Whether it was 1964 when My Fair Lady hit the big screen (Beaton designed all the gowns) or 1971 when his landmark show An Anthology of Fashion premiered at the Victoria and Albert museum in Kensington, or 1962 when at the tender age of ten, I first read his book, Photobiography, Beaton has always held a special place in my growth as a photographer.

Central to his development was a surpassing interest in fashion, and it has to be said that the classic Vionnet, Schiaparelli and Gres costumes on display at the V&A show were breathtakingly well exhibited. The Gres and a couple of magnificent Balenciagas stick in my mind even today. How did women fit in these? Beaton, of course, had all the right connections to secure loans of these high flights of couture from their rich and famous owners. Sharing an alma mater with Churchill (Harrow School) and a Cambridge graduate, Beaton occupied the rarefied, dandified world of fashion and aesthetes from day one. Even as a boy, he experimented, using his sisters and relatives as models, with exotic lighting and backgrounds, the latter of his own creation as often as not.

And before you dismiss him as just another pansy in a cultural subset seemingly dominated by them, take a look at his pictures of war torn London and you will see the work of a great, tough photographer, unafraid to risk life and limb. How can one look at his pictures of the ruins of St. Paul’s even today, and not feel hatred towards the German Master Race?

None of this is to deny that Beaton came in for his fair share of ridicule during a long life. His epicene manner did not help. In 1971 David Bailey made a vicious television documentary named Beaton by Bailey, where Beaton comes over as nothing so much as a tired old fag, none of this helped by Bailey’s reference to him as Cecily in a newspaper interview of the time. Not for nothing was this hatchet job dubbed ‘Beaton by Bailey’ soon after its showing.

Then there was the ridiculous ‘love affair’ with Greta Garbo. A homosexual and a lesbian. Straight out of the Tchaikovsky playbook and just about as successful. Add accusations of being a relentless self publicist and publicity hound – how else does one get known for heaven’s sake? – and you might view the man with faint ridicule. Yet just one look at the Ascot scene in My Fair Lady or any one of hundreds of his great photographs of royalty and fashion (no confusing those two!) and you see the work of a great and original artist.

Hunt down some of his work. It’s worth it.

Erwin Blumenfeld

There’s a lot to learn from this great photographer.

Whenever I get tired of reading yet another homage to Ansel Adams, that most glorified of darkroom technicians, I turn to the work of a real photographer who also happened to be a competent technician.
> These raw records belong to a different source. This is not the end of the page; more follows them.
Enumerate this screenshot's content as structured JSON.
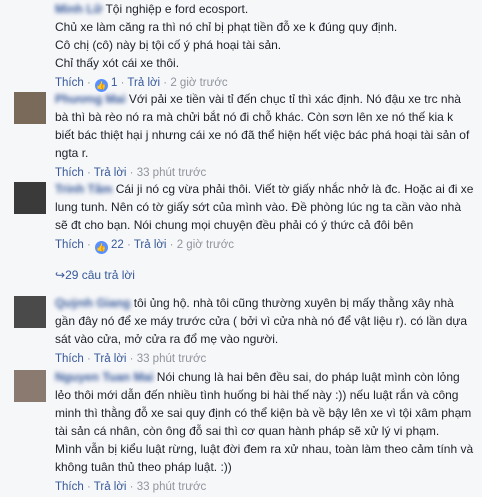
{
  "comments": [
    {
      "name": "Minh Lữ",
      "lines": [
        "Tội nghiệp e ford ecosport.",
        "Chủ xe làm căng ra thì nó chỉ bị phạt tiền đỗ xe k đúng quy định.",
        "Cô chị (cô) này bị tội cố ý phá hoại tài sản.",
        "Chỉ thấy xót cái xe thôi."
      ],
      "like_label": "Thích",
      "like_count": "1",
      "reply_label": "Trả lời",
      "time": "2 giờ trước"
    },
    {
      "name": "Phương Mai",
      "text": "Với pải xe tiền vài tỉ đến chục tỉ thì xác định. Nó đậu xe trc nhà bà thì bà rèo nó ra mà chửi bắt nó đi chỗ khác. Còn sơn lên xe nó thế kia k biết bác thiệt hại j nhưng cái xe nó đã thể hiện hết việc bác phá hoại tài sản of ngta r.",
      "like_label": "Thích",
      "reply_label": "Trả lời",
      "time": "33 phút trước"
    },
    {
      "name": "Trinh Tâm",
      "text": "Cái ji nó cg vừa phải thôi. Viết tờ giấy nhắc nhở là đc. Hoặc ai đi xe lung tunh. Nên có tờ giấy sớt của mình vào. Đề phòng lúc ng ta cần vào nhà sẽ đt cho bạn. Nói chung mọi chuyện đều phải có ý thức cả đôi bên",
      "like_label": "Thích",
      "like_count": "22",
      "reply_label": "Trả lời",
      "time": "2 giờ trước",
      "replies_label": "29 câu trả lời"
    },
    {
      "name": "Quỳnh Giang",
      "text": "tôi ủng hộ. nhà tôi cũng thường xuyên bị mấy thằng xây nhà gần đây nó để xe máy trước cửa ( bởi vì cửa nhà nó để vật liệu r). có lần dựa sát vào cửa, mở cửa ra đổ mẹ vào người.",
      "like_label": "Thích",
      "reply_label": "Trả lời",
      "time": "33 phút trước"
    },
    {
      "name": "Nguyen Tuan Mai",
      "text": "Nói chung là hai bên đều sai, do pháp luật mình còn lỏng lẻo thôi mới dẫn đến nhiều tình huống bi hài thế này :)) nếu luật rắn và công minh thì thằng đỗ xe sai quy định có thể kiện bà về bậy lên xe vì tội xâm phạm tài sản cá nhân, còn ông đỗ sai thì cơ quan hành pháp sẽ xử lý vi phạm.",
      "text2": "Mình vẫn bị kiểu luật rừng, luật đời đem ra xử nhau, toàn làm theo cảm tính và không tuân thủ theo pháp luật. :))",
      "like_label": "Thích",
      "reply_label": "Trả lời",
      "time": "33 phút trước"
    }
  ]
}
The difference is that visualization never takes second place to darkroom technique with Erwin Blumenfeld.

Another in a long list of German outcasts, Blumenfeld (1897-1969) chanced upon a darkroom in his retail store in Berlin and a lifetime’s addiction started. Changing careers, he made his at Vogue and Harper’s during and after the war and was given remarkeable creative freedom.

His influence spread wide, his work a mix of the abstracted and the expressionist.
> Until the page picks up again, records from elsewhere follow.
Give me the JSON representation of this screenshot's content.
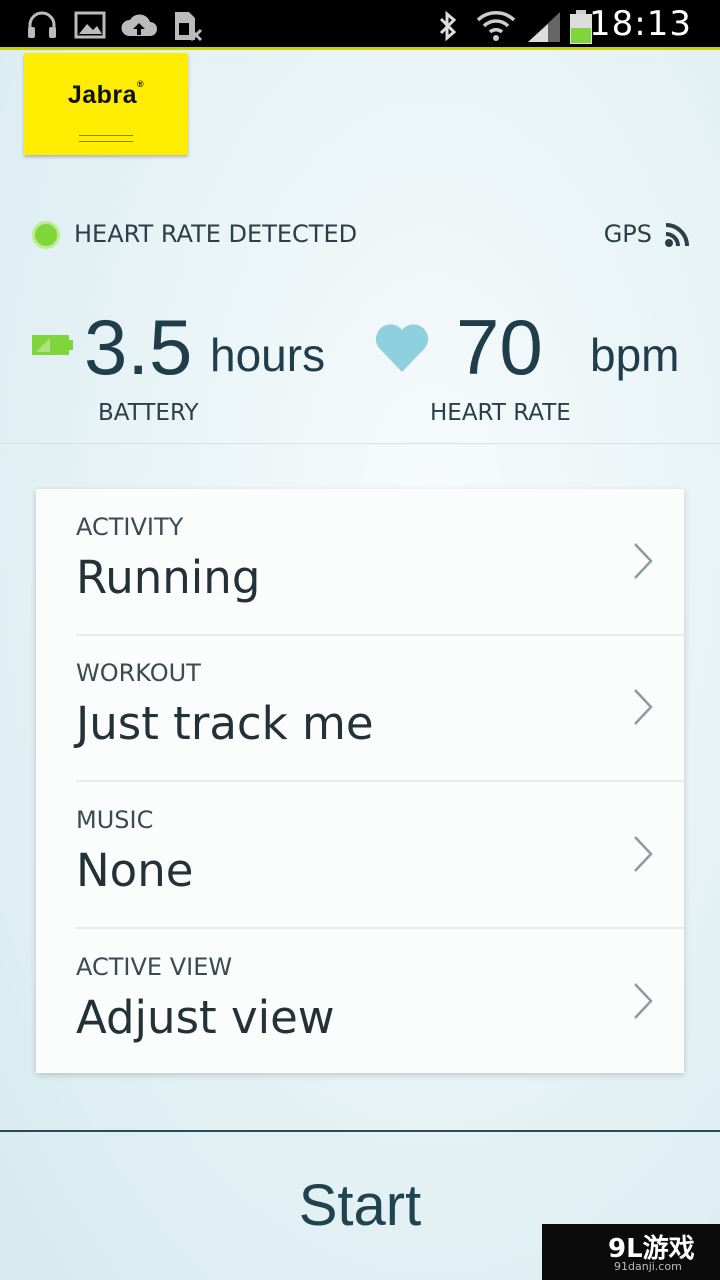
{
  "status_bar": {
    "time": "18:13",
    "icons": [
      "headphones-icon",
      "image-icon",
      "cloud-upload-icon",
      "sim-blocked-icon",
      "bluetooth-icon",
      "wifi-icon",
      "signal-icon",
      "battery-icon"
    ]
  },
  "logo": {
    "text": "Jabra",
    "reg": "®"
  },
  "sensors": {
    "heart_rate_status": "HEART RATE DETECTED",
    "gps_label": "GPS",
    "status_color": "#7fd63a"
  },
  "stats": {
    "battery": {
      "value": "3.5",
      "unit": "hours",
      "label": "BATTERY"
    },
    "heart_rate": {
      "value": "70",
      "unit": "bpm",
      "label": "HEART RATE"
    }
  },
  "settings": [
    {
      "label": "ACTIVITY",
      "value": "Running"
    },
    {
      "label": "WORKOUT",
      "value": "Just track me"
    },
    {
      "label": "MUSIC",
      "value": "None"
    },
    {
      "label": "ACTIVE VIEW",
      "value": "Adjust view"
    }
  ],
  "start": {
    "label": "Start"
  },
  "watermark": {
    "main": "9L游戏",
    "sub": "91danji.com"
  },
  "colors": {
    "accent_yellow": "#ffed00",
    "heart": "#8fd0df",
    "battery_green": "#7fd63a"
  }
}
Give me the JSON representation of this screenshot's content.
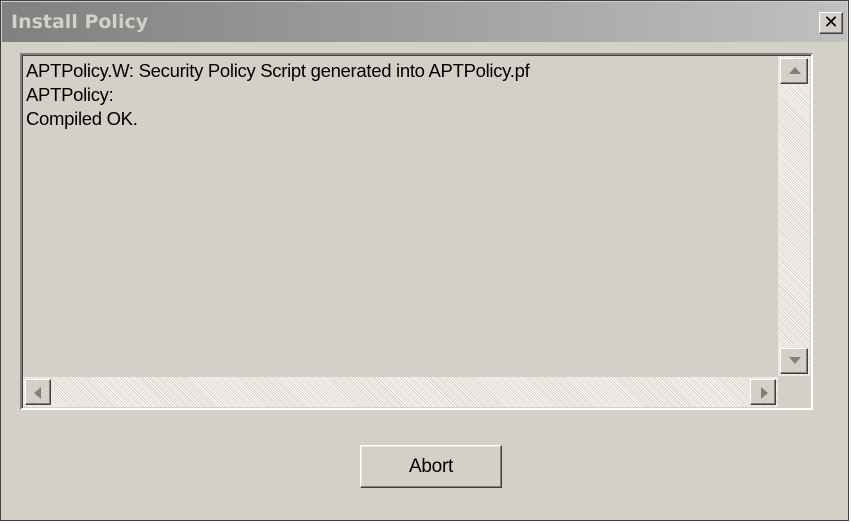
{
  "window": {
    "title": "Install Policy",
    "close_icon": "close-icon (×)"
  },
  "log": {
    "lines": [
      "APTPolicy.W: Security Policy Script generated into APTPolicy.pf",
      "APTPolicy:",
      "Compiled OK."
    ]
  },
  "scrollbars": {
    "vertical": {
      "up_icon": "arrow-up-icon",
      "down_icon": "arrow-down-icon",
      "enabled": false
    },
    "horizontal": {
      "left_icon": "arrow-left-icon",
      "right_icon": "arrow-right-icon",
      "enabled": false
    }
  },
  "buttons": {
    "abort_label": "Abort"
  },
  "colors": {
    "face": "#d4d0c8",
    "title_gradient_start": "#808080",
    "title_gradient_end": "#c0c0c0",
    "title_text": "#d4d0c8",
    "disabled_arrow": "#808080"
  }
}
The other day I was rewatching the greatest Western film ever made, Sergio Leone’s Once Upon a Time in the West and there, right in the middle, is a jaw dropping shot of Claudia Cardinale, whom the camera observes from above and through a screen atop her four poster. Now every image of Claudia Cardinale is an occasion for rejoicing, it’s just that this one immediately says that Leone was a Blumenfeld fan, and the movie is nothing more than a succession of glorious still images. Blumenfeld’s net of influence was cast wide.
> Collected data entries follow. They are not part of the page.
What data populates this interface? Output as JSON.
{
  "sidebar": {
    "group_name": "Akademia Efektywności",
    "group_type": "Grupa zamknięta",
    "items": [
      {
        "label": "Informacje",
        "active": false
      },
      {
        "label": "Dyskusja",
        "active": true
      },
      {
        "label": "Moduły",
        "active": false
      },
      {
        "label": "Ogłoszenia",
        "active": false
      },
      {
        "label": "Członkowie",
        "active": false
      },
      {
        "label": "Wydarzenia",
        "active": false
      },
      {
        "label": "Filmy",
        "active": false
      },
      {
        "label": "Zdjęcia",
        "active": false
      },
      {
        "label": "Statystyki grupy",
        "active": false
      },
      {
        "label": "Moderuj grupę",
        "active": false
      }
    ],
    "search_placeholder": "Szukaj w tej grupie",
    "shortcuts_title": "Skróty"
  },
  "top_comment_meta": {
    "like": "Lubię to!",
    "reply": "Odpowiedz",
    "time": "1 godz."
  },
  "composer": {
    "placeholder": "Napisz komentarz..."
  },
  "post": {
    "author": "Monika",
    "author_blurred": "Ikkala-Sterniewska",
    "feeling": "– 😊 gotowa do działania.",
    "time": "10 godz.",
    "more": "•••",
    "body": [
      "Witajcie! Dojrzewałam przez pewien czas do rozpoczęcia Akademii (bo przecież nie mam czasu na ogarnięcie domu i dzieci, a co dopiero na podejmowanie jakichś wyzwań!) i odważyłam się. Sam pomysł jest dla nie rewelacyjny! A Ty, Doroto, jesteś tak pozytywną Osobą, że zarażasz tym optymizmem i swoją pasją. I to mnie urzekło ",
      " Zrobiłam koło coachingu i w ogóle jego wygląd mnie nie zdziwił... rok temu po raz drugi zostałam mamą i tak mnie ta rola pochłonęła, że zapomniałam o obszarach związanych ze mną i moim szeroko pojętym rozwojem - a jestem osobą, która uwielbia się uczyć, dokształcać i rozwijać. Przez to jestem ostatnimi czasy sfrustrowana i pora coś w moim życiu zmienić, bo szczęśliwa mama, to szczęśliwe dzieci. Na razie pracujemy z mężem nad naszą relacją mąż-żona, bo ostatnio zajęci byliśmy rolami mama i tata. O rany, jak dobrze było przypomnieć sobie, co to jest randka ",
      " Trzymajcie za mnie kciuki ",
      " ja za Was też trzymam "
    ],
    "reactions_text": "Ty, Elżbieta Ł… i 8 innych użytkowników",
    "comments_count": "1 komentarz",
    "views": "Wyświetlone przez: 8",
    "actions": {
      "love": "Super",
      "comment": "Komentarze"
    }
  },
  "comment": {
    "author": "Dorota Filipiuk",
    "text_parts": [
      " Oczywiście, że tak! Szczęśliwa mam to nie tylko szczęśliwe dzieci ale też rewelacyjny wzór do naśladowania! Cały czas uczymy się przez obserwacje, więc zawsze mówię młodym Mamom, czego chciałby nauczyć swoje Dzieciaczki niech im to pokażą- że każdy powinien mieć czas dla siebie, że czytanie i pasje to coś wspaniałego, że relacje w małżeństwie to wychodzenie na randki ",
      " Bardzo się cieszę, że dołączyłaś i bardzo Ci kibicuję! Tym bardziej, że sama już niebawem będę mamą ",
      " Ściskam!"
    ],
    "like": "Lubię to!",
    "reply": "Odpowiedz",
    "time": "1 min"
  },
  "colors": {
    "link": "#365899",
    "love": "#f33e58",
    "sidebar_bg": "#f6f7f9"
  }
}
The book’s cover picture is but one example of where less is more. Appearing on the cover of Vogue in October 1952, it personifies glamour, class, sensuality and eroticism yet nowhere are the model’s eyes to be seen. Seldom has a Jacques Fath dress or a gorgeous neck been done greater justice.

And as you leaf through this slim book, just the right length to prevent overload, you realize that Blumenfeld’s compositions are what makes the pictures so striking, never mind the peerless technique.

It’s a whole lot more fun than those wretched Adams prints.